Oooooh
En voilà un sujet passionnant !
Il y aurait tant de choses à dire sur ce bouquin, sur son auteur, sur ce coup de génie que bons nombres d'écrivains espèrent naïvement pondre comme première oeuvre.
Déjà, la première chose qui saute aux yeux c'est le pacifisme de Céline. On le sent, dès les premières pages : Céline déteste la guerre, ne supporte pas la vue des morts, du sang, de la viande. Il ne ferait pas de mal à une mouche (et encore moins à un juif, malgré tout ce qu'il a pu dire, en bon provocateur, dans
Bagatelle pour un massacre). On sent l'hygiéniste.
Ce petit passage au début du bouquin, quand il se ballade avec sa première "femme", Lola l'américaine, est clair :
- Oh ! Vous êtes donc tout à fait lâche, Ferdinand! Vous êtes répugnant comme un rat...
- Oui, tout à fait lâche, Lola, je refuse la guerre et tout ce qu'il y a dedans... Je ne la déplore pas moi... Je ne me résigne pas moi... Je ne pleurniche pas dessus moi... Je la refuse net, avec tous les hommes qu'elle contient, je ne veux rien avoir à faire avec eux, avec elle.
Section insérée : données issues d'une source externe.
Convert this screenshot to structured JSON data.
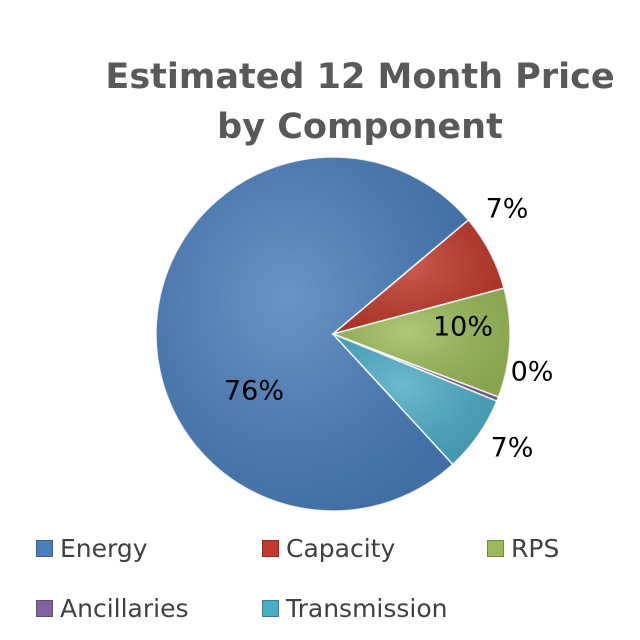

Seraient-ils neuf cent quatre-vingt-quinze millions et moi tout seul, c'est eux qui ont tort, Lola, et c'est moi qui ai raison, parce que je suis le seul à savoir ce que je veux : je ne veux pas mourir.
- Mais c'est impossible de refuser la guerre, Ferdinand! Il n'y a que les fous et les lâches qui refusent la guerre quand leur Patrie est en danger...
- Alors vivent les fous et les lâches! Ou plutôt survivent les fous et les lâches! (...)
Et c'est vrai, je me souviens, qu'à ma première lecture, j'avais été quelque peu surpris par le langage utilisé, cet style vulgaire.
Faut un petit temps d'adaptation.
Mais sous ces airs d'inculte se cache une puissance inimaginable.
Tout au long de ce voyage, des campagnes en guerre à l'Amérique, il verbalise cruement l'ineffable.
Un très grand roman. Sans conteste l'un des meilleurs romans du XXème siècle (sinon le meilleur ? A voir...).